When a new external hard drive from Seagate, Western Digital, Toshiba or Samsung is purchased, most of time it is initially formatted with FAT file system. However, some Windows users will format it to NTFS later. However, they find a Windows NTFS-formatted external hard disk read-only after they move to a Mac. That is to say, the files on the NTFS drive can be viewed and moved out but they cannot be deleted, renamed, modified or converted.
Generally speaking, there are two ways to solve the problem to gain full read-write access to NTFS drives on Mac.
- Use NTFS for Mac software
- Enable native NTFS write support on Mac
Use NTFS for Mac software
When a device is attached to a computer for use, the operating system will mount it and make its files and directories available for users. Normally, the disk will be readable and writable. But file system incompatibility may fail the mounting process to make the disk not writable.
In this case, a third-party driver can be installed to work as a bridge between the Apple macOS and the Microsoft NTFS file system. When an NTFS device is detected by the Mac computer, the NTFS for Mac software instead of the macOS helps mount the drives in read-write mode automatically. Users can directly read and write to NTFS drives with it.

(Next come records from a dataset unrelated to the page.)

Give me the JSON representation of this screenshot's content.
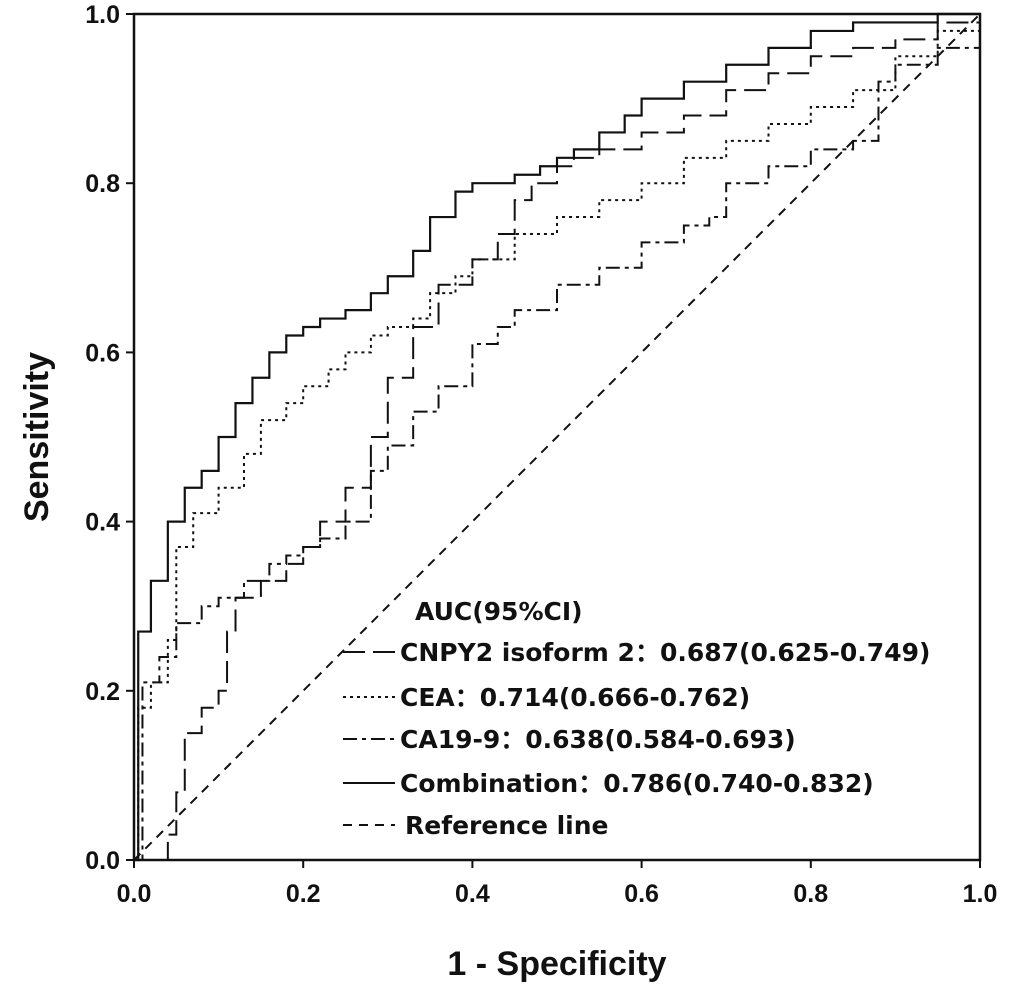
{
  "chart_data": {
    "type": "line",
    "title": "",
    "xlabel": "1 - Specificity",
    "ylabel": "Sensitivity",
    "xlim": [
      0,
      1
    ],
    "ylim": [
      0,
      1
    ],
    "xticks": [
      "0.0",
      "0.2",
      "0.4",
      "0.6",
      "0.8",
      "1.0"
    ],
    "yticks": [
      "0.0",
      "0.2",
      "0.4",
      "0.6",
      "0.8",
      "1.0"
    ],
    "legend": {
      "title": "AUC(95%CI)",
      "placement": "bottom-right",
      "entries": [
        {
          "name": "CNPY2 isoform 2",
          "text": "CNPY2 isoform 2：0.687(0.625-0.749)",
          "style": "long-dash"
        },
        {
          "name": "CEA",
          "text": "CEA：0.714(0.666-0.762)",
          "style": "dotted"
        },
        {
          "name": "CA19-9",
          "text": "CA19-9：0.638(0.584-0.693)",
          "style": "dash-dot"
        },
        {
          "name": "Combination",
          "text": "Combination：0.786(0.740-0.832)",
          "style": "solid"
        },
        {
          "name": "Reference line",
          "text": "Reference line",
          "style": "short-dash"
        }
      ]
    },
    "series": [
      {
        "name": "CNPY2 isoform 2",
        "auc": 0.687,
        "ci": [
          0.625,
          0.749
        ],
        "style": "long-dash",
        "x": [
          0,
          0.04,
          0.05,
          0.06,
          0.08,
          0.1,
          0.11,
          0.12,
          0.15,
          0.18,
          0.2,
          0.22,
          0.25,
          0.28,
          0.3,
          0.33,
          0.36,
          0.4,
          0.43,
          0.45,
          0.47,
          0.5,
          0.52,
          0.55,
          0.6,
          0.65,
          0.7,
          0.75,
          0.8,
          0.85,
          0.9,
          0.95,
          1.0
        ],
        "y": [
          0,
          0.03,
          0.08,
          0.15,
          0.18,
          0.2,
          0.27,
          0.31,
          0.33,
          0.35,
          0.37,
          0.4,
          0.44,
          0.5,
          0.57,
          0.63,
          0.68,
          0.71,
          0.74,
          0.78,
          0.8,
          0.82,
          0.83,
          0.84,
          0.86,
          0.88,
          0.91,
          0.93,
          0.95,
          0.96,
          0.97,
          0.99,
          1.0
        ]
      },
      {
        "name": "CEA",
        "auc": 0.714,
        "ci": [
          0.666,
          0.762
        ],
        "style": "dotted",
        "x": [
          0,
          0.005,
          0.02,
          0.04,
          0.05,
          0.07,
          0.1,
          0.13,
          0.15,
          0.18,
          0.2,
          0.23,
          0.25,
          0.28,
          0.3,
          0.33,
          0.35,
          0.38,
          0.4,
          0.45,
          0.5,
          0.55,
          0.6,
          0.65,
          0.7,
          0.75,
          0.8,
          0.85,
          0.9,
          0.95,
          1.0
        ],
        "y": [
          0,
          0.18,
          0.21,
          0.26,
          0.37,
          0.41,
          0.44,
          0.48,
          0.52,
          0.54,
          0.56,
          0.58,
          0.6,
          0.62,
          0.63,
          0.64,
          0.67,
          0.69,
          0.71,
          0.74,
          0.76,
          0.78,
          0.8,
          0.83,
          0.85,
          0.87,
          0.89,
          0.91,
          0.95,
          0.98,
          1.0
        ]
      },
      {
        "name": "CA19-9",
        "auc": 0.638,
        "ci": [
          0.584,
          0.693
        ],
        "style": "dash-dot",
        "x": [
          0,
          0.01,
          0.03,
          0.05,
          0.08,
          0.1,
          0.13,
          0.16,
          0.18,
          0.2,
          0.22,
          0.25,
          0.28,
          0.3,
          0.33,
          0.36,
          0.4,
          0.43,
          0.45,
          0.5,
          0.55,
          0.6,
          0.65,
          0.68,
          0.7,
          0.75,
          0.8,
          0.85,
          0.88,
          0.9,
          0.95,
          1.0
        ],
        "y": [
          0,
          0.21,
          0.24,
          0.28,
          0.3,
          0.31,
          0.33,
          0.35,
          0.36,
          0.37,
          0.38,
          0.4,
          0.46,
          0.49,
          0.53,
          0.56,
          0.61,
          0.63,
          0.65,
          0.68,
          0.7,
          0.73,
          0.75,
          0.76,
          0.8,
          0.82,
          0.84,
          0.85,
          0.92,
          0.94,
          0.96,
          1.0
        ]
      },
      {
        "name": "Combination",
        "auc": 0.786,
        "ci": [
          0.74,
          0.832
        ],
        "style": "solid",
        "x": [
          0,
          0.005,
          0.02,
          0.04,
          0.06,
          0.08,
          0.1,
          0.12,
          0.14,
          0.16,
          0.18,
          0.2,
          0.22,
          0.25,
          0.28,
          0.3,
          0.33,
          0.35,
          0.38,
          0.4,
          0.42,
          0.45,
          0.48,
          0.5,
          0.52,
          0.55,
          0.58,
          0.6,
          0.65,
          0.7,
          0.75,
          0.8,
          0.85,
          0.9,
          0.95,
          1.0
        ],
        "y": [
          0,
          0.27,
          0.33,
          0.4,
          0.44,
          0.46,
          0.5,
          0.54,
          0.57,
          0.6,
          0.62,
          0.63,
          0.64,
          0.65,
          0.67,
          0.69,
          0.72,
          0.76,
          0.79,
          0.8,
          0.8,
          0.81,
          0.82,
          0.83,
          0.84,
          0.86,
          0.88,
          0.9,
          0.92,
          0.94,
          0.96,
          0.98,
          0.99,
          0.99,
          1.0,
          1.0
        ]
      },
      {
        "name": "Reference line",
        "style": "short-dash",
        "x": [
          0,
          1
        ],
        "y": [
          0,
          1
        ]
      }
    ]
  }
}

Step 1: Download iBoysoft NTFS for Mac and install it on your Mac. The driver works on Mac OS X 10.8 to macOS 10.15.
Step 2: Plug in your NTFS drives to the Mac. If the external hard drive needs extra power, remember to charge it.
Step 3: Write to the NTFS-formatted volumes directly after the drive is successfully mounted in read-write mode.
Enable native NTFS write support on Mac
Besides the complicated command lines, the method of enabling Mac’s NTFS write support is not recommended because it is experimental and little tested. It may cause serious disk damage or data loss during the writing.
But if you insist this is what you want to try, here are the detailed instructions.
Step 1: Launch Terminal through Launch Pad and Other.
Step 2: Copy and paste the command sudo nano /etc/fstab to edit the fstab file.
Step 3: Input your admin password when asked and hit Enter. Don’t be surprised if you don’t see any numbers or letters during the typing.
Step 4: Copy and paste the command LABEL=VOLUM_NAME nono ntfs rw,auto,nobrowse and hit Enter. Change the VOLUME_NAME to the name of your external hard drive. If you have multiple NTFS drives/volumes to write, write different line for each of them. Then hit Enter.
Step 5: Press Control + X to exit the editing.
Step 6: Safely eject the NTFS drive and reconnect it to the Mac.
Step 7: Click Go at the menu bar where Apple logo is and select Go to Folder.
Step 8: Type in /Volumes and hit Enter.
Step 9: Find the volumes with NTFS file system and drag it to the section of Favorites or Locations for easy access.
If you want to redo the change, you need to open the fstab file and delete the command you entered and hit Enter to save the deletion. Then press Control + X to exit.
I want to remind again. You will see this method a lot especially on YouTube channels, but nearly nobody will tell you that the method is full of flaws and you may lose your data. For the sake of your important data, you had better to use NTFS drivers. If you just want to see how this method works, follow the steps carefully above.
When people come to read and write to NTFS drives on Mac, many of them will choose to back up files and reformat the drive. However, it is not convenient if there are a lot of files that need to move out and back in. For a cross-platform worker, the best wat to solve the incompatibility is to install drivers. In this NTFS not writable on Mac situation, using an NTFS driver is obviously easier and safer.